Работник махнул нам ключами и двинулся к сараю, обсыпанному со всех сторон мучной пылью. Там, кивнув на пузатые чувалы, он сказал:
— В каждом — пять пудов. Тару возвернуть нынче же…
Сцепив руки, мы с Митькой подставили их под чувал, свободными ухватили за его углы и понесли к подводе. Так один за другим уложили пять мешков. Пообещав работнику скоро приехать за остальными, мы помогли лошади выбраться на греблю. По накатанной дороге колеса нагруженной телеги покатились легко и весело. И все же Митька не решился сесть на воз, а шел рядом, подбадривая лошаденку понуканием. Я же плелся позади, поглядывая на затянутый ряской пруд. Вода в нем стояла неподвижно и казалась зеленой. По ней, как по льду, скользили какие-то длинноногие насекомые. Высокие вербы безмолвно тянулись ввысь. Опавшая с них листва застилала греблю, густо плавала в воде.
Недалеко от берега, в камышовых зарослях показалась лодка. В лодке с книгой на коленях сидела Клавдия. В черных волосах ее пламенел красный цветок. Я невольно замедлил шаг. В ту же минуту Клавдия подняла голову, должно быть привлеченная стуком колес. Некоторое время равнодушно смотрела на нас. Потом вдруг приложила ладонь к глазам, закрываясь от солнца, и взмахнула веслами. Но выпустила их, заметив, что я не остановился. Конечно, она узнала меня. Или догадалась по повязке на шее. Но мне было все равно. Я даже рад был, что она не задержала. Для чего они, эти встречи? Да и Митька мог бы уличить меня в неправде. Ребятам я сказал, что сорвался с крыши сарая и поранился.
На площади толпились любопытные зеваки. Они смотрели на нас с Митькой, как на чудодеев. Три года простоял амбар пустопорожним. И вот его засыпают мукой. Было чему дивиться.

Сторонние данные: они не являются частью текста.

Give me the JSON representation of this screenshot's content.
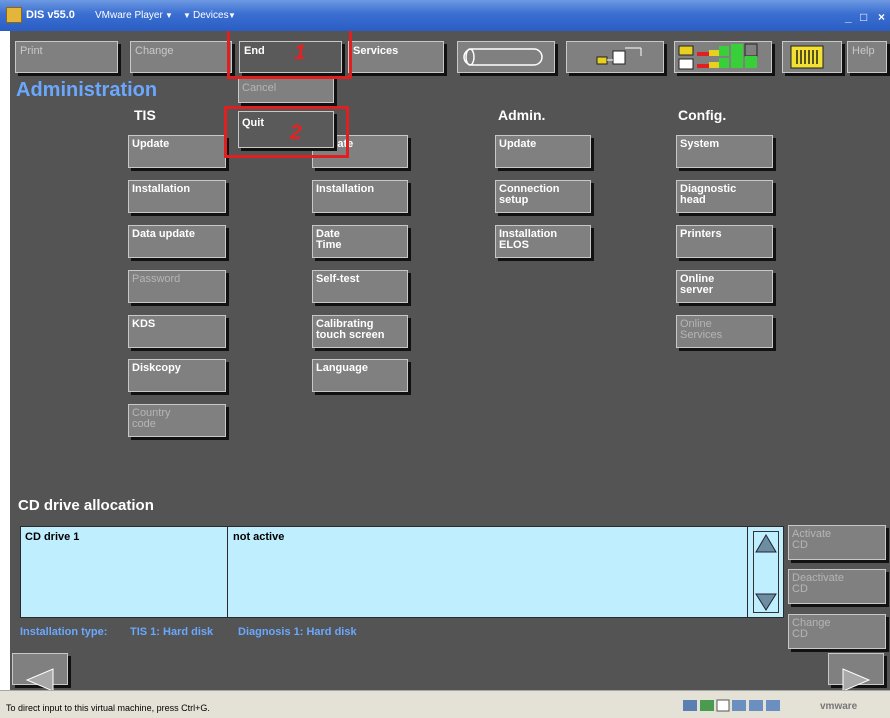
{
  "window": {
    "title": "DIS v55.0",
    "menu": [
      "VMware Player",
      "Devices"
    ],
    "min": "_",
    "max": "□",
    "close": "×"
  },
  "toolbar": {
    "print": "Print",
    "change": "Change",
    "end": "End",
    "services": "Services",
    "help": "Help"
  },
  "dropdown": {
    "cancel": "Cancel",
    "quit": "Quit"
  },
  "annotations": [
    "1",
    "2"
  ],
  "page_title": "Administration",
  "columns": {
    "tis": {
      "heading": "TIS",
      "items": [
        "Update",
        "Installation",
        "Data update",
        "Password",
        "KDS",
        "Diskcopy",
        "Country\ncode"
      ],
      "disabled": [
        false,
        false,
        false,
        true,
        false,
        false,
        true
      ]
    },
    "col2": {
      "heading": "",
      "items": [
        "Update",
        "Installation",
        "Date\nTime",
        "Self-test",
        "Calibrating\ntouch screen",
        "Language"
      ],
      "disabled": [
        false,
        false,
        false,
        false,
        false,
        false
      ]
    },
    "admin": {
      "heading": "Admin.",
      "items": [
        "Update",
        "Connection\nsetup",
        "Installation\nELOS"
      ],
      "disabled": [
        false,
        false,
        false
      ]
    },
    "config": {
      "heading": "Config.",
      "items": [
        "System",
        "Diagnostic\nhead",
        "Printers",
        "Online\nserver",
        "Online\nServices"
      ],
      "disabled": [
        false,
        false,
        false,
        false,
        true
      ]
    }
  },
  "cd": {
    "heading": "CD drive allocation",
    "rows": [
      {
        "drive": "CD drive 1",
        "status": "not active"
      }
    ],
    "activate": "Activate\nCD",
    "deactivate": "Deactivate\nCD",
    "change": "Change\nCD"
  },
  "installation": {
    "label": "Installation type:",
    "tis": "TIS 1: Hard disk",
    "diagnosis": "Diagnosis 1: Hard disk"
  },
  "statusbar": {
    "hint": "To direct input to this virtual machine, press Ctrl+G.",
    "brand": "vmware"
  },
  "colors": {
    "background": "#545454",
    "button": "#808080",
    "accent_blue": "#6aa8ff",
    "annotation_red": "#e02020",
    "table_bg": "#bfefff"
  }
}
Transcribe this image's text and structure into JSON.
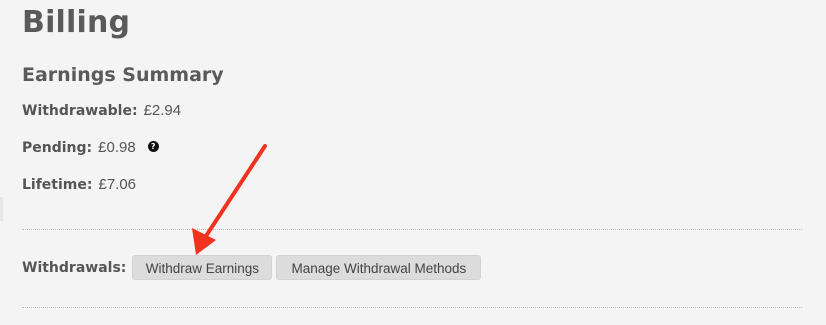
{
  "page": {
    "title": "Billing"
  },
  "earnings_summary": {
    "title": "Earnings Summary",
    "withdrawable": {
      "label": "Withdrawable:",
      "value": "£2.94"
    },
    "pending": {
      "label": "Pending:",
      "value": "£0.98",
      "help_icon_glyph": "?"
    },
    "lifetime": {
      "label": "Lifetime:",
      "value": "£7.06"
    }
  },
  "withdrawals": {
    "label": "Withdrawals:",
    "withdraw_button": "Withdraw Earnings",
    "manage_button": "Manage Withdrawal Methods"
  },
  "annotation": {
    "arrow_color": "#f0321e"
  }
}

Митька предложил ребятам поработать. Некоторые из них охотно бросились к чувалам и мигом опорожнили их в закрома. А потом наперебой стали проситься взять их за остальным хлебом. Митька выбрал Яшку Полякова и Семку Сударикова. Все трое уселись в телегу и покатили в обратный путь.
Проводив ребят, я двинулся на верхнюю улицу. В конце этой улицы стояла участковая больница. Пора было показаться доктору и сменить повязку. Снова перед глазами возникла Клавдия. В лодке среди камышовых зарослей, с красным цветком в волосах.